What is Browser Fingerprinting?'

If you’ve been following tech news for the past few weeks, you might have heard about “browser fingerprinting”, and Mozilla’s attempts to stop it. The new Firefox version includes an “enhanced tracking protection” to help protect privacy - whatever that means. Their own press release is pretty spartan with details about how exactly this protection is achieved. However, news articles were quick to pop up mentioning Firefox’s fingerprint blocking. This feature is not new - it has been available (although not yet default), since May, 2019. However, including it as part of Firefox’s default tracking protection is bringing attention back to the issue of fingerprinting. But what exactly is browser fingerprinting?

Browser fingerprinting came as a very clever response to the current fight against cookie usage and tracking on the internet. As tracking users through the default ways is becoming harder, websites have started resorting to less precise, but most times equally as effective ways of tracking. The most common, and easiest to implement, is fingerprinting. It works by taking publicly available information from your browser, and using it to create a unique profile of you. This profile, made from publicly available data, can be used to track you even if you are taking care of your privacy.

I was a bit skeptical when I first heard about this. How much information can be publicly available from your browser? I knew you could get the user agent - information such as browser used and version. In fact, if you used to frequent forums in the old days, you might have seen this information on an image with an emoji claimed they were hacking you, usually as part of other users’ signature.
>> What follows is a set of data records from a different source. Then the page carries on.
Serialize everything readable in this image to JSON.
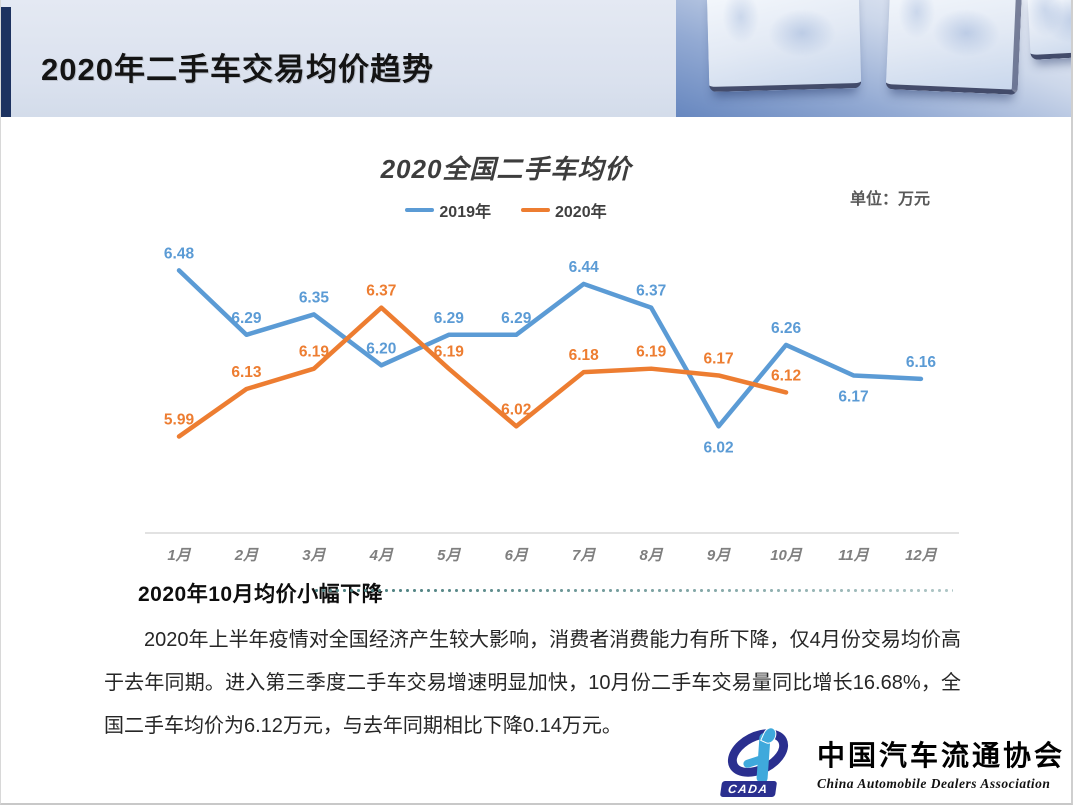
{
  "header": {
    "title": "2020年二手车交易均价趋势"
  },
  "chart": {
    "title": "2020全国二手车均价",
    "unit_label": "单位：万元"
  },
  "chart_data": {
    "type": "line",
    "title": "2020全国二手车均价",
    "unit": "万元",
    "categories": [
      "1月",
      "2月",
      "3月",
      "4月",
      "5月",
      "6月",
      "7月",
      "8月",
      "9月",
      "10月",
      "11月",
      "12月"
    ],
    "series": [
      {
        "name": "2019年",
        "color": "#5B9BD5",
        "values": [
          6.48,
          6.29,
          6.35,
          6.2,
          6.29,
          6.29,
          6.44,
          6.37,
          6.02,
          6.26,
          6.17,
          6.16
        ],
        "label_below_indices": [
          8,
          10
        ]
      },
      {
        "name": "2020年",
        "color": "#ED7D31",
        "values": [
          5.99,
          6.13,
          6.19,
          6.37,
          6.19,
          6.02,
          6.18,
          6.19,
          6.17,
          6.12
        ],
        "label_below_indices": []
      }
    ],
    "ylim": [
      5.9,
      6.6
    ],
    "grid": false,
    "legend_position": "top",
    "data_labels": true,
    "axis_color": "#d9d9d9",
    "month_label_color": "#7f7f7f"
  },
  "section": {
    "heading": "2020年10月均价小幅下降",
    "paragraph": "2020年上半年疫情对全国经济产生较大影响，消费者消费能力有所下降，仅4月份交易均价高于去年同期。进入第三季度二手车交易增速明显加快，10月份二手车交易量同比增长16.68%，全国二手车均价为6.12万元，与去年同期相比下降0.14万元。"
  },
  "logo": {
    "acronym": "CADA",
    "name_cn": "中国汽车流通协会",
    "name_en": "China  Automobile  Dealers  Association"
  }
}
If you kept your browser up to date, not much from this can be used to identify you, right?

Well, it turns out that a lot more information is made publicly available whenever you access a website. A lot more. Some of the information that can be collected includes:

  • Browser plugin details
  • Screen information
  • HTML5 Canvas information
  • WebGL information
  • System fonts
  • Media devices (audio, video) technical information
  • HTTP Headers Attributes

If you want to see for yourself, visit AmIUnique to see what information they can get from you just from accessing the page, and whether or not that is enough to uniquely identify you. As far as I can tell the website is not malicious in any way, and the exercise is done purely for information purposes. Their code is open source (although this version seems very outdated), and the owners of the website claim to be researchers. Either way, the information they collect is always publicly available - every website has access to this. In my case, the fonts installed on my computer are almost enough to uniquely identify me.
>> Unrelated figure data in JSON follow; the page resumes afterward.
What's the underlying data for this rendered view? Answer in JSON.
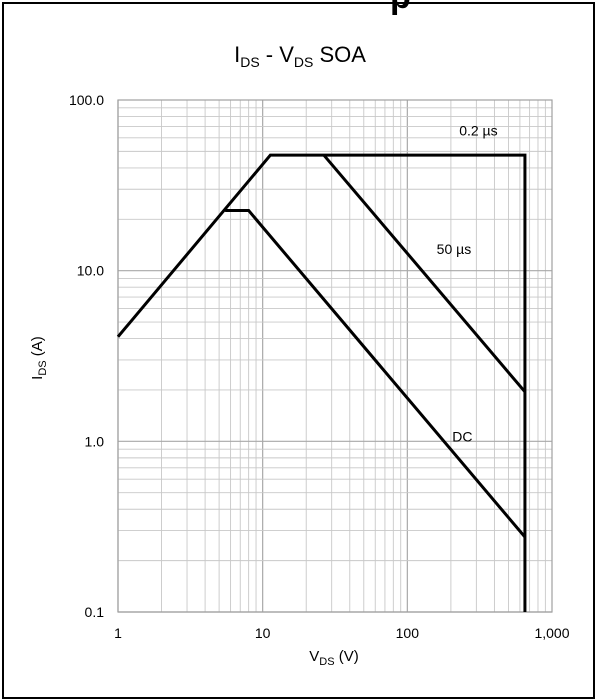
{
  "header_fragment": "p",
  "chart_data": {
    "type": "line",
    "title": {
      "main": "I",
      "main_sub": "DS",
      "middle": " - V",
      "middle_sub": "DS",
      "tail": " SOA"
    },
    "xlabel": {
      "main": "V",
      "sub": "DS",
      "tail": " (V)"
    },
    "ylabel": {
      "main": "I",
      "sub": "DS",
      "tail": " (A)"
    },
    "x_scale": "log",
    "y_scale": "log",
    "xlim": [
      1,
      1000
    ],
    "ylim": [
      0.1,
      100
    ],
    "x_ticks": [
      {
        "value": 1,
        "label": "1"
      },
      {
        "value": 10,
        "label": "10"
      },
      {
        "value": 100,
        "label": "100"
      },
      {
        "value": 1000,
        "label": "1,000"
      }
    ],
    "y_ticks": [
      {
        "value": 0.1,
        "label": "0.1"
      },
      {
        "value": 1,
        "label": "1.0"
      },
      {
        "value": 10,
        "label": "10.0"
      },
      {
        "value": 100,
        "label": "100.0"
      }
    ],
    "grid": true,
    "line_color": "#000000",
    "grid_color": "#c8c8c8",
    "series": [
      {
        "name": "0.2 µs",
        "points": [
          [
            1,
            4.1
          ],
          [
            11.3,
            47.5
          ],
          [
            650,
            47.5
          ],
          [
            650,
            0.1
          ]
        ]
      },
      {
        "name": "50 µs",
        "points": [
          [
            26.5,
            47.5
          ],
          [
            650,
            1.95
          ]
        ]
      },
      {
        "name": "DC",
        "points": [
          [
            5.5,
            22.5
          ],
          [
            8,
            22.5
          ],
          [
            650,
            0.275
          ]
        ]
      }
    ],
    "annotations": [
      {
        "text": "0.2 µs",
        "x": 310,
        "y": 62
      },
      {
        "text": "50 µs",
        "x": 210,
        "y": 12.5
      },
      {
        "text": "DC",
        "x": 240,
        "y": 1.0
      }
    ]
  }
}
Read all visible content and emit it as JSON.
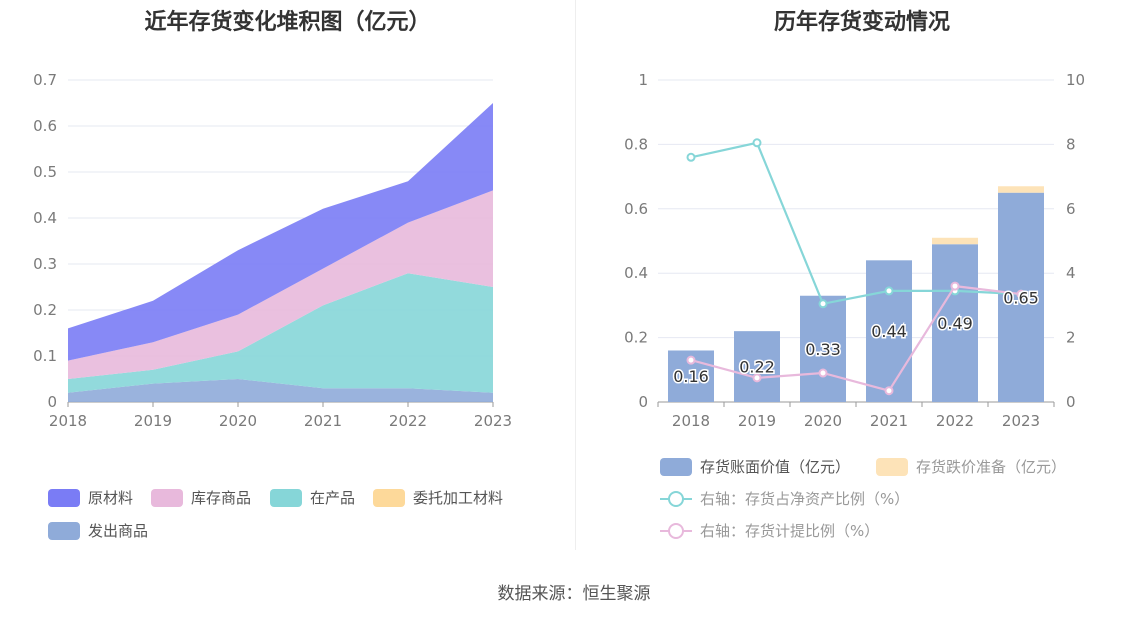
{
  "left_chart": {
    "title": "近年存货变化堆积图（亿元）",
    "chart_data": {
      "type": "area",
      "stacked": true,
      "x": [
        "2018",
        "2019",
        "2020",
        "2021",
        "2022",
        "2023"
      ],
      "ylim": [
        0,
        0.7
      ],
      "yticks": [
        "0",
        "0.1",
        "0.2",
        "0.3",
        "0.4",
        "0.5",
        "0.6",
        "0.7"
      ],
      "grid": true,
      "legend_position": "bottom",
      "series": [
        {
          "name": "发出商品",
          "color": "#8fabd9",
          "values": [
            0.02,
            0.04,
            0.05,
            0.03,
            0.03,
            0.02
          ]
        },
        {
          "name": "委托加工材料",
          "color": "#fdd99a",
          "values": [
            0,
            0,
            0,
            0,
            0,
            0
          ]
        },
        {
          "name": "在产品",
          "color": "#86d6d8",
          "values": [
            0.03,
            0.03,
            0.06,
            0.18,
            0.25,
            0.23
          ]
        },
        {
          "name": "库存商品",
          "color": "#e8b9dc",
          "values": [
            0.04,
            0.06,
            0.08,
            0.08,
            0.11,
            0.21
          ]
        },
        {
          "name": "原材料",
          "color": "#7a7cf5",
          "values": [
            0.07,
            0.09,
            0.14,
            0.13,
            0.09,
            0.19
          ]
        }
      ]
    },
    "legend": [
      {
        "label": "原材料",
        "color": "#7a7cf5"
      },
      {
        "label": "库存商品",
        "color": "#e8b9dc"
      },
      {
        "label": "在产品",
        "color": "#86d6d8"
      },
      {
        "label": "委托加工材料",
        "color": "#fdd99a"
      },
      {
        "label": "发出商品",
        "color": "#8fabd9"
      }
    ]
  },
  "right_chart": {
    "title": "历年存货变动情况",
    "chart_data": {
      "type": "bar",
      "stacked": true,
      "categories": [
        "2018",
        "2019",
        "2020",
        "2021",
        "2022",
        "2023"
      ],
      "ylim": [
        0,
        1
      ],
      "yticks": [
        "0",
        "0.2",
        "0.4",
        "0.6",
        "0.8",
        "1"
      ],
      "y2lim": [
        0,
        10
      ],
      "y2ticks": [
        "0",
        "2",
        "4",
        "6",
        "8",
        "10"
      ],
      "grid": true,
      "legend_position": "bottom",
      "bar_series": [
        {
          "name": "存货账面价值（亿元）",
          "color": "#8fabd9",
          "values": [
            0.16,
            0.22,
            0.33,
            0.44,
            0.49,
            0.65
          ],
          "labels": [
            "0.16",
            "0.22",
            "0.33",
            "0.44",
            "0.49",
            "0.65"
          ]
        },
        {
          "name": "存货跌价准备（亿元）",
          "color": "#fde3b8",
          "values": [
            0,
            0,
            0,
            0,
            0.02,
            0.02
          ]
        }
      ],
      "line_series": [
        {
          "name": "右轴：存货占净资产比例（%）",
          "color": "#86d6d8",
          "values": [
            7.6,
            8.05,
            3.05,
            3.45,
            3.45,
            3.35
          ]
        },
        {
          "name": "右轴：存货计提比例（%）",
          "color": "#e8b9dc",
          "values": [
            1.3,
            0.75,
            0.9,
            0.35,
            3.6,
            3.35
          ]
        }
      ]
    },
    "legend": [
      {
        "label": "存货账面价值（亿元）",
        "color": "#8fabd9",
        "kind": "rect"
      },
      {
        "label": "存货跌价准备（亿元）",
        "color": "#fde3b8",
        "kind": "rect"
      },
      {
        "label": "右轴：存货占净资产比例（%）",
        "color": "#86d6d8",
        "kind": "line"
      },
      {
        "label": "右轴：存货计提比例（%）",
        "color": "#e8b9dc",
        "kind": "line"
      }
    ]
  },
  "source": "数据来源：恒生聚源"
}
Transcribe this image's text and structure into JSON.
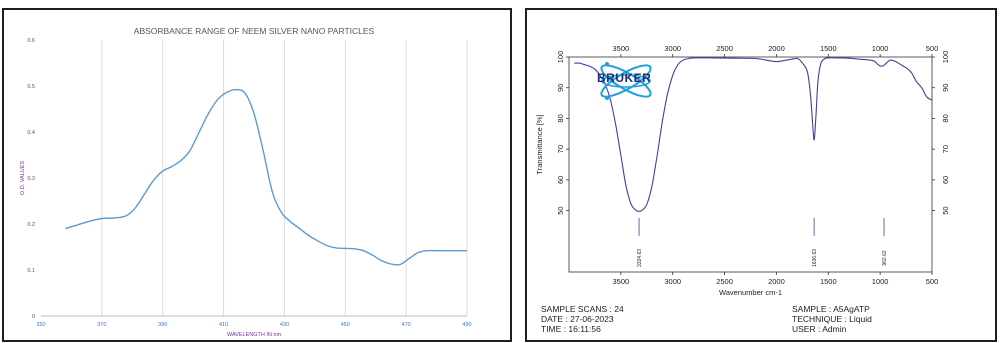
{
  "colors": {
    "left_line": "#5b9bd5",
    "left_axis_text": "#4472c4",
    "left_ylabel": "#7030a0",
    "right_line": "#4b3a9c",
    "bruker_blue": "#1c9fe0",
    "bruker_text": "#1c2f6e"
  },
  "chart_data": [
    {
      "type": "line",
      "title": "ABSORBANCE RANGE OF NEEM SILVER NANO PARTICLES",
      "xlabel": "WAVELENGTH IN nm",
      "ylabel": "O.D. VALUES",
      "xlim": [
        350,
        490
      ],
      "ylim": [
        0,
        0.6
      ],
      "x_ticks": [
        350,
        370,
        390,
        410,
        430,
        450,
        470,
        490
      ],
      "y_ticks": [
        0,
        0.1,
        0.2,
        0.3,
        0.4,
        0.5,
        0.6
      ],
      "y_tick_labels": [
        "0",
        "0.1",
        "0.2",
        "0.3",
        "0.4",
        "0.5",
        "0.6"
      ],
      "grid": "vertical",
      "series": [
        {
          "x": [
            358,
            362,
            366,
            370,
            374,
            378,
            381,
            384,
            387,
            390,
            393,
            396,
            399,
            402,
            405,
            408,
            411,
            414,
            417,
            420,
            423,
            426,
            429,
            432,
            435,
            438,
            441,
            444,
            447,
            450,
            453,
            456,
            459,
            462,
            465,
            468,
            471,
            474,
            477,
            480,
            484,
            490
          ],
          "y": [
            0.19,
            0.198,
            0.206,
            0.212,
            0.213,
            0.218,
            0.235,
            0.265,
            0.295,
            0.315,
            0.325,
            0.338,
            0.36,
            0.4,
            0.44,
            0.47,
            0.486,
            0.492,
            0.485,
            0.44,
            0.36,
            0.27,
            0.225,
            0.205,
            0.19,
            0.175,
            0.163,
            0.153,
            0.148,
            0.147,
            0.146,
            0.142,
            0.132,
            0.12,
            0.113,
            0.112,
            0.125,
            0.138,
            0.142,
            0.142,
            0.142,
            0.142
          ]
        }
      ]
    },
    {
      "type": "line",
      "title": "",
      "xlabel": "Wavenumber cm-1",
      "ylabel": "Transmittance [%]",
      "x_reversed": true,
      "xlim": [
        4000,
        500
      ],
      "ylim": [
        30,
        100
      ],
      "x_ticks": [
        3500,
        3000,
        2500,
        2000,
        1500,
        1000,
        500
      ],
      "y_ticks": [
        50,
        60,
        70,
        80,
        90,
        100
      ],
      "grid": "none",
      "logo": "BRUKER",
      "peak_labels": [
        {
          "wavenumber": 3324.63,
          "label": "3324.63"
        },
        {
          "wavenumber": 1636.63,
          "label": "1636.63"
        },
        {
          "wavenumber": 962.62,
          "label": "962.62"
        }
      ],
      "series": [
        {
          "x": [
            3950,
            3900,
            3850,
            3800,
            3750,
            3700,
            3650,
            3600,
            3550,
            3500,
            3450,
            3400,
            3350,
            3324,
            3300,
            3250,
            3200,
            3150,
            3100,
            3050,
            3000,
            2950,
            2900,
            2850,
            2800,
            2600,
            2400,
            2200,
            2100,
            2000,
            1900,
            1800,
            1750,
            1700,
            1670,
            1650,
            1636,
            1620,
            1600,
            1570,
            1530,
            1500,
            1400,
            1300,
            1200,
            1100,
            1050,
            1020,
            990,
            962,
            940,
            900,
            850,
            800,
            750,
            700,
            650,
            600,
            550,
            500
          ],
          "y": [
            98,
            98,
            97.5,
            97,
            96,
            94,
            91,
            86,
            78,
            68,
            58,
            52,
            50,
            49.8,
            50,
            52,
            58,
            68,
            79,
            88,
            94,
            97.5,
            99,
            99.5,
            99.7,
            99.7,
            99.6,
            99.5,
            99,
            98.5,
            99,
            99.5,
            98,
            95,
            87,
            78,
            73,
            80,
            92,
            98,
            99.5,
            99.7,
            99.7,
            99.6,
            99.3,
            99,
            98.5,
            97.5,
            97,
            97.3,
            98,
            99,
            98.5,
            97.5,
            96.5,
            95,
            92,
            90,
            87,
            86
          ]
        }
      ]
    }
  ],
  "right_footer": {
    "left": [
      "SAMPLE SCANS : 24",
      "DATE : 27-06-2023",
      "TIME : 16:11:56"
    ],
    "right": [
      "SAMPLE : A5AgATP",
      "TECHNIQUE : Liquid",
      "USER : Admin"
    ]
  }
}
So fingerprinting refers to the tactic of creating a unique profile for you based on publicly available information from your browser. How can the average person[1] fight this? It turns out that, unfortunately, there is not much to be done. As far as I can tell, there are two reliable approaches to fighting fingerprinting:

Randomize What You Can

Most of the information made available from your browser cannot be randomized. A properly implemented algorithm would likely take this information into consideration. However, since these parameters can also be changed by the user (consider for instance my fonts mentioned above), most fingerprinting relies on all information being given. This means that by randomizing certain information you can throw off a lot of fingerprinting techniques, and give yourself a new profile when accessing websites. One of the most reliable parameters to spoof is the User Agent, and there is an open source plugin available to randomize it: Random User Agent. Randomizing your user agent should go a long way from protecting you from fingerprinting, and from that guy posting on the RuneScape forums.

Be Inconspicuous

Another way to disable fingerprinting is by having the most default browser combination possible, with as little added on as possible. This means no extra fonts, no add-ons, no extra configuration. Just blend in as much as possible. Anonymity by crowd. While this would work very well, the fact is that most of us want to keep our add-ons and extensions. Having a separate browser with no configurations might do the trick, but it’s also not an ideal approach.

The third approach is, of course, to use Firefox with fingerprinting disabled. As much as I appreciate Mozilla, I am usually wary of offering a recommendation like this - suggesting only one product and trusting that they are doing things for the best. However, as of December, 2019, there are no other reliable alternatives for blocking fingerprinting, other than trusting Firefox to do so. Given the way the wind is blowing, however, it is at least never harmful to move away from Chrome as soon as possible.[3]

Notes:

[1] Note on what I mean by “the average person”: when dealing with privacy issues, we always run into suggestions that make you completely safe, but are also completely impractical for most people. Disabling JavaScript, for instance, takes you a long way privacy-wise, but how feasible is it to get the regular person to do this, and to know when to toggle it back on to use some specific functionality? I assume that, if you’re learning about fingerprinting, then you are interested in privacy, but are not as committed as the most hardcore privacy users. If that’s the case, great! I’m writing these guides with you in mind.[2]

[2] Not you personally, as we don’t do tracking or fingerprinting here.

[3] The biggest issue I have with Firefox currently is this: it took me years to get my parents to move from Internet Explorer to Chrome. How can I tell them they need to move browsers again?